Bırakın koalisyon umudunu, koltuk kapmayı falan... Hiçbir seçimi hiçbir şekilde kazanmasına imkân olmadığını, barajı aşmasının da imkânsıza yakın derecede güç olduğunu bile bile, insan nasıl alay konusu olmayı göze alır? Nasıl, kargaların bile gülmeyeceği saçmalıklar peşinde koşar?
Elbette kimisinin derdi, son anda bir büyük partiye “eklemlenmektir.”(...)
Bu dümen kimi zaman tutar, kimi zaman tutmaz.
Kimisi “seçim ittifakı yapacağız” diye atar tutar, kimse yüz vermeyince de “bizim ittifaka ihtiyacımız mı var canım” ayağına yatar.
Kimisi, bal gibi “iltihakı” yani katılmayı, ittifak diye yutturmaya kalkar.

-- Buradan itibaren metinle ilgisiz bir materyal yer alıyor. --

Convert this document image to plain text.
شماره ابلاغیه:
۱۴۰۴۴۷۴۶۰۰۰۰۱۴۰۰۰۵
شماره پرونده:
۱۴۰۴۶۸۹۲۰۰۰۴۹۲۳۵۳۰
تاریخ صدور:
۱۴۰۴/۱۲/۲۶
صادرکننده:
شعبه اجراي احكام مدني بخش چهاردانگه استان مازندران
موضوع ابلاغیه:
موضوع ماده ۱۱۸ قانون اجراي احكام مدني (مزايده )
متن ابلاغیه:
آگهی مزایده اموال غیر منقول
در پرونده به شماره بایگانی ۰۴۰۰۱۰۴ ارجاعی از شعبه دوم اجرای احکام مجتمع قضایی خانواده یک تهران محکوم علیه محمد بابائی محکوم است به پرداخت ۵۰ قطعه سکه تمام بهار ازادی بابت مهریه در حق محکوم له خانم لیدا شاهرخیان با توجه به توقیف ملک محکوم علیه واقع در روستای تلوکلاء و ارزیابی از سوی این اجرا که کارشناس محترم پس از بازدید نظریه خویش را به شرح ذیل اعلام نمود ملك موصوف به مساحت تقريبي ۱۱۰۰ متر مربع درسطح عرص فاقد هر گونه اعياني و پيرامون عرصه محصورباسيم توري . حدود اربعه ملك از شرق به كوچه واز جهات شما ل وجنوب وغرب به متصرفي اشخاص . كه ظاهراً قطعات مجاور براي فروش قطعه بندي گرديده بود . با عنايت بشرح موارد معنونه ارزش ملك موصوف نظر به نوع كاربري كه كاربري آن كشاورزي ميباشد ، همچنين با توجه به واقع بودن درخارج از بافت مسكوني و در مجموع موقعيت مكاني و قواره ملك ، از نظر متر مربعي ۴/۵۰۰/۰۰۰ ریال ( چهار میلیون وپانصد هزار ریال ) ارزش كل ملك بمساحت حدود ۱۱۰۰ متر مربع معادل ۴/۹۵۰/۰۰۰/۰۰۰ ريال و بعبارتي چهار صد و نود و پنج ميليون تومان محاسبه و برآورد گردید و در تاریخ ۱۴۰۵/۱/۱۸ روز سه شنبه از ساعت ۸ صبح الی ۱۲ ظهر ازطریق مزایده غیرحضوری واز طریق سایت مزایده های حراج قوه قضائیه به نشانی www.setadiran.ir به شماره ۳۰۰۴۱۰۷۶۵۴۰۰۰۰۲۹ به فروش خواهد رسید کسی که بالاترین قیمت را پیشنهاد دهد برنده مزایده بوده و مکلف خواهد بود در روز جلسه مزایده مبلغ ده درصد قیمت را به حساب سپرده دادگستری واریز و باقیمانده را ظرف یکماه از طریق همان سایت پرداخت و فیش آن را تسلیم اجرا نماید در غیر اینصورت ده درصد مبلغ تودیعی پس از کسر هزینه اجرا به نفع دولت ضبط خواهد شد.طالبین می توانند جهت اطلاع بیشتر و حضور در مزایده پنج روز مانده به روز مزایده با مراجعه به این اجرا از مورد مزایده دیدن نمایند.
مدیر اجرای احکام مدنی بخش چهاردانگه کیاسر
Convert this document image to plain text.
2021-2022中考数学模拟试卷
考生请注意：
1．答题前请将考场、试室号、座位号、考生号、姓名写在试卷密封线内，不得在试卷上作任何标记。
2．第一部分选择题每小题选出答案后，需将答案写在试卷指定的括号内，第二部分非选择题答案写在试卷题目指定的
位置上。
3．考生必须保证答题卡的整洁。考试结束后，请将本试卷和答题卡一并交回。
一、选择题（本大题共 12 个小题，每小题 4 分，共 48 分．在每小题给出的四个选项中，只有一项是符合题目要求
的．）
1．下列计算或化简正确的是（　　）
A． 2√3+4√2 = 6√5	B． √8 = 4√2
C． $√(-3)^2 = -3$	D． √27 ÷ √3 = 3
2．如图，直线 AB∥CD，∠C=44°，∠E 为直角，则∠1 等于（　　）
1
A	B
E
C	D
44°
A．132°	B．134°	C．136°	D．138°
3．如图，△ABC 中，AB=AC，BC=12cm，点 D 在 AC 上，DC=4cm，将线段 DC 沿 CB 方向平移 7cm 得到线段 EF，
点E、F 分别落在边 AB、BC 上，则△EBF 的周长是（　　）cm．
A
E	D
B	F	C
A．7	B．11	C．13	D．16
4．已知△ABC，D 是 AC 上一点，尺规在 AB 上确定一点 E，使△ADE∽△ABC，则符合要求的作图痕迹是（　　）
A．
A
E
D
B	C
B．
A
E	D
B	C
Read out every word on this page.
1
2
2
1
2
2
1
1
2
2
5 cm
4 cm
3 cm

Kimi liderin derdi de “ben yaşıyorum” diyebilmektir. Yokolmadım, hayattayım, henüz sesim çıkıyor. Beni unutmayınız... Hani, işsiz kalan gazeteci arkadaşların bir süre Internet’te yazıp, kendilerini unutturmamaya çalışmaları gibi... Kimisi için televizyonda görünmek, gazetelerde resminin çıkması, adının geçmesidir önemli olan.
Çünkü birtakım medya soytarıları, yüzde bir oy almış ve alacak adama iktidar adayı muamelesi yaparlar, konuştururlar da konuştururlar, sırf hükümete pislik olsun diye. O da “vay ben neymişim” havasına girer.
Bir de adını sanını kimsenin bilmediği tabela partileri vardır. Bunların kurucuları, başkanları, yöneticileri falan, ötekiler gibi “siyaseten bitmiş” bile değildirler. Başlamamışlardır ki bitebilsinler...
Emekliler kahvesinde maça kızı oynayıp paslanmasınlar, hanım evde temizlik yapacağı zaman kapının önüne koyunca gidebilecek bir yerleri olsun diye mi açarlar o parti merkezlerini acaba? Acaba bu işin bir de “psikopatolojik” boyutu var mıdır? Hani megalomani falan...
Öyle ya, kazanamayacağın kavgaya girmenin akılcı bir yönü olabilir mi? “Bile bile lades” akıllı işi midir?
İstatistik bilimi bize her partinin mutlaka “bir miktar” oy alacağını söylüyor. Hiçbir partinin “sıfır çekmesi” mümkün değildir.
Acaba bu oylar mı hoşlarına gidiyor, bizi de beğenen varmış sevinciyle? Bilmiyorum ki, insan niçin kendi işine gücüne bakmaz da gider parti kurar yahu? Hani ne kadar hoş ve boş da olsa bir “ideolojin” falan bulunsa anlayacağım, o da yok.
Belli bir oy oranını tutturamayınca devletten para da alamıyorsun, cebinden harcıyorsun, Türk Eğitim Vakfı’na ya da Veremle Savaş Derneği’ne bağışta bulunsan daha hayırlı bir iş yapmış olurdun.